Folha - Alguns analistas acreditam que, com um eventual acordo
entre Israel e Palestina, o Hizbollah
perderia a razão de ser.
Nasrallah - Isso não é verdade. O
Hizbollah administra vários conselhos municipais e participa das
áreas sociais, educacionais e de
saúde. O Hizbollah tem uma plataforma política no Líbano e é
atualmente o maior partido político do país.
Folha - O Hizbollah é a favor de
uma república islâmica no Líbano?
Nasrallah - É natural que nós aspiremos, em teoria, a um Estado
islâmico. Mas nós também acreditamos que um Estado muçulmano não pode ser uma imposição. As pessoas precisam acreditar nesse projeto. Veja por exemplo o caso do Irã. Foi o povo iraniano que derrubou o regime do
xá [Reza Pahlevi]. Não foi um golpe de Estado, foram dezenas de
milhões de iranianos. Depois, numa eleição livre, os iranianos elegeram um conselho de especialistas, que redigiu a Constituição,
adotada pelo Estado islâmico e
aprovada em referendo. Se o povo
libanês desejar um Estado islâmico, então eles terão. Mas isso nunca vai ser uma imposição.
Folha - Então uma república islâmica no Líbano permitiria que os
cristãos tivessem seus próprios
costumes, igrejas, regras sobre casamento, divórcio, herança?
Nasrallah - Em primeiro lugar,
não existe clima no Líbano para
um Estado islâmico, mas eu posso
falar sobre a experiência no Irã.
Os cristãos têm suas próprias
igrejas, sua própria entidade social e política, praticam seus ritos,
até os judeus têm suas próprias
cortes religiosas e membros no
Parlamento, mesmo sendo uma
minoria pequena. Os direitos civis
são iguais aos dos muçulmanos.
Folha - Quando o seu filho morreu lutando contra Israel, a sua reação foi de uma resignação praticamente sobre-humana. Seu sorriso
chegou a virar notícia. Mas, na intimidade, como Hassan Nasrallah
reagiu? O sr. acredita que se deve
ter prazer neste mundo, ou tudo
que se espera é a vida após a morte
prometida no Alcorão? O sr. consegue pensar em coisas mais temporais como a felicidade e o conforto?
Nasrallah - Antes de o meu filho
ter sido martirizado em 1997 [o
verbo "morrer" praticamente não
existe para se referir a muçulmanos que morrem lutando contra
Israel], por 15 anos eu vinha dando adeus a outros mártires.
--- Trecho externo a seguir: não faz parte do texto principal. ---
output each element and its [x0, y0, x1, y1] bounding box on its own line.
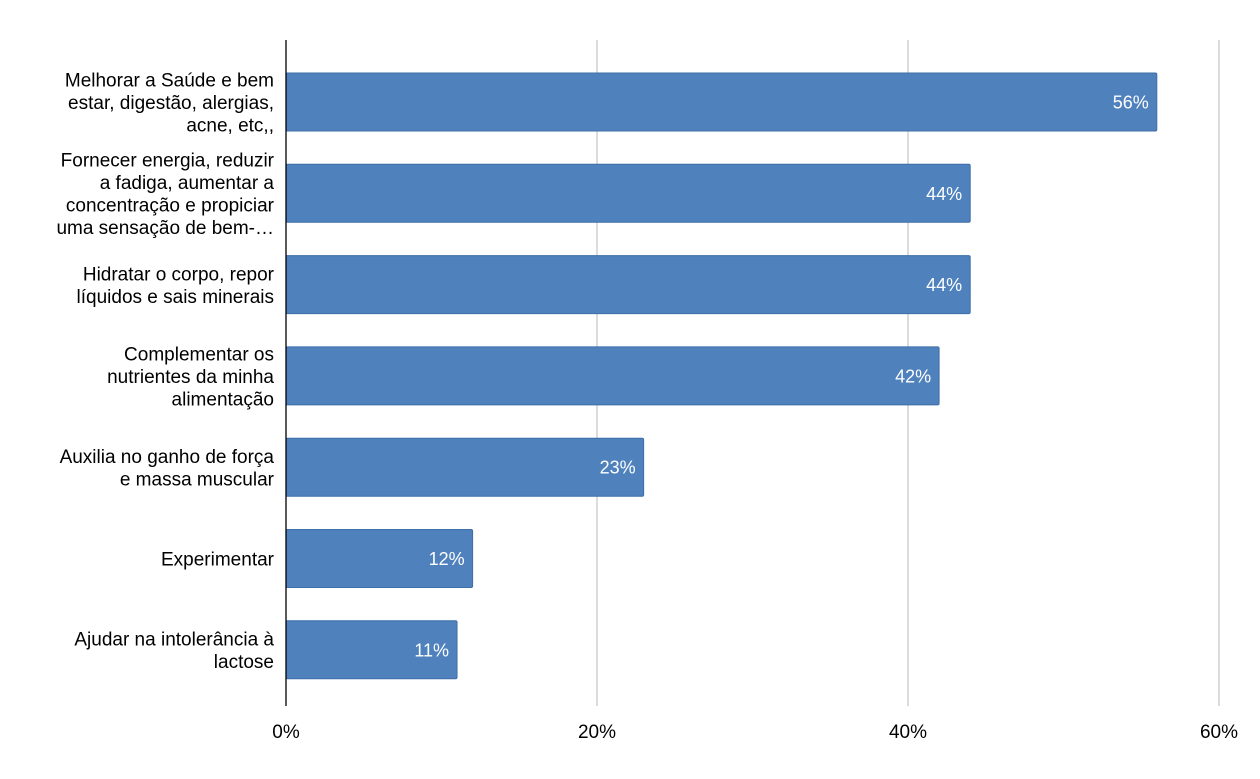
category-label-1-line-0: Fornecer energia, reduzir — [61, 151, 275, 172]
x-tick-label-20: 20% — [578, 722, 616, 743]
category-label-2-line-0: Hidratar o corpo, repor — [83, 264, 275, 285]
category-label-3-line-1: nutrientes da minha — [107, 367, 274, 388]
category-label-0-line-1: estar, digestão, alergias, — [68, 93, 274, 114]
category-label-5: Experimentar — [161, 550, 275, 571]
data-label-4: 23% — [600, 458, 636, 478]
data-label-3: 42% — [895, 366, 931, 386]
bars — [285, 72, 1158, 680]
bar-2 — [285, 255, 971, 315]
category-label-4-line-1: e massa muscular — [120, 469, 275, 490]
category-label-4-line-0: Auxilia no ganho de força — [60, 447, 275, 468]
data-label-5: 12% — [429, 549, 465, 569]
category-label-4: Auxilia no ganho de força e massa muscula… — [60, 447, 275, 491]
data-label-2: 44% — [926, 275, 962, 295]
data-label-6: 11% — [414, 640, 449, 660]
bar-0 — [285, 72, 1158, 132]
category-label-0: Melhorar a Saúde e bem estar, digestão, a… — [65, 71, 274, 137]
data-label-0: 56% — [1113, 93, 1149, 113]
x-tick-label-0: 0% — [272, 722, 300, 743]
category-label-3: Complementar os nutrientes da minha alimen… — [107, 344, 274, 410]
data-label-1: 44% — [926, 184, 962, 204]
category-label-0-line-0: Melhorar a Saúde e bem — [65, 71, 274, 92]
bar-1 — [285, 163, 971, 223]
x-tick-label-60: 60% — [1200, 722, 1238, 743]
category-label-1-line-2: concentração e propiciar — [66, 196, 275, 217]
bar-4 — [285, 437, 645, 497]
category-label-0-line-2: acne, etc,, — [186, 116, 274, 137]
category-label-6: Ajudar na intolerância à lactose — [74, 630, 274, 674]
x-tick-label-40: 40% — [889, 722, 927, 743]
category-label-1-line-3: uma sensação de bem-… — [56, 218, 274, 239]
bar-3 — [285, 346, 940, 406]
labels: 0% 20% 40% 60% 56% Melhorar a Saúde e bem esta… — [56, 71, 1238, 744]
category-label-2-line-1: líquidos e sais minerais — [77, 287, 274, 308]
category-label-2: Hidratar o corpo, repor líquidos e sais m… — [77, 264, 275, 308]
category-label-6-line-1: lactose — [214, 652, 274, 673]
category-label-1: Fornecer energia, reduzir a fadiga, aumen… — [56, 151, 274, 240]
category-label-3-line-2: alimentação — [172, 389, 274, 410]
category-label-6-line-0: Ajudar na intolerância à — [74, 630, 274, 651]
category-label-3-line-0: Complementar os — [124, 344, 274, 365]
category-label-1-line-1: a fadiga, aumentar a — [100, 173, 275, 194]
category-label-5-line-0: Experimentar — [161, 550, 275, 571]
Com
todos eles eu me senti como se
eles fossem meus filhos e irmãos.
É claro que com Hadi tive um sentido de perda diferente, porque
ele é meu filho direto. Mas todos
foram martirizados pela causa em
que acreditamos. Nós temos de
nos satisfazer com a escolha de
Deus. Eu pessoalmente sinto a
dor de perdê-los, posso até chorar
em segredo, mas, no campo de
batalha, militar ou político, temos
de ser fortes e resolutos.
Quanto à noção que você apresentou, o islã é uma religião para
esta vida e a próxima. O Alcorão
prega aos fiéis que aproveitem o
que Deus lhes deu, as coisas boas,
sem cair em pecado. O islã tem
uma noção diferente do cristianismo, até no que diz respeito ao
clero. Nós não temos monges no
islã, reclusão. O homem [religioso] pode viver uma vida natural,
casar, ter filhos, comprar e vender, ser ativo na política. Mas a vida após a morte tem uma posição
especial no coração dos muçulmanos porque é eterna, enquanto
esta vida é temporal, limitada.
Folha - O sr. acredita que aqueles
que seguem dogmas religiosos, como rezar cinco vezes ao dia, estejam mais próximos de Deus do que,
por exemplo, pessoas que não
acreditam nesses ritos, mas fazem
o bem a outras pessoas?
Nasrallah - Tudo tem o seu próprio valor. Ajudar os outros tem
enorme valor, não há dúvida. E
oração também tem um grande
valor. Deus nos pediu que fizéssemos os dois. Se praticarmos um
sem praticar o outro, estará faltando algo nas nossas vidas e nos
nossos valores. Nós não acreditamos que religião consiste apenas
de rituais. Deus nos disse para venerá-Lo a fim de que nos purificássemos, mas não porque Ele
precise da nossa adoração.
O Alcorão diz que orações previnem que se cometam pecados,
coisas ruins para si e para os outros. Portanto, aquele que ora,
mas agride os outros, rouba, deixa
de ajudar os necessitados quando
pode fazê-lo, para essa pessoa a
oração não tem valor nenhum,
porque a sua oração é só externa.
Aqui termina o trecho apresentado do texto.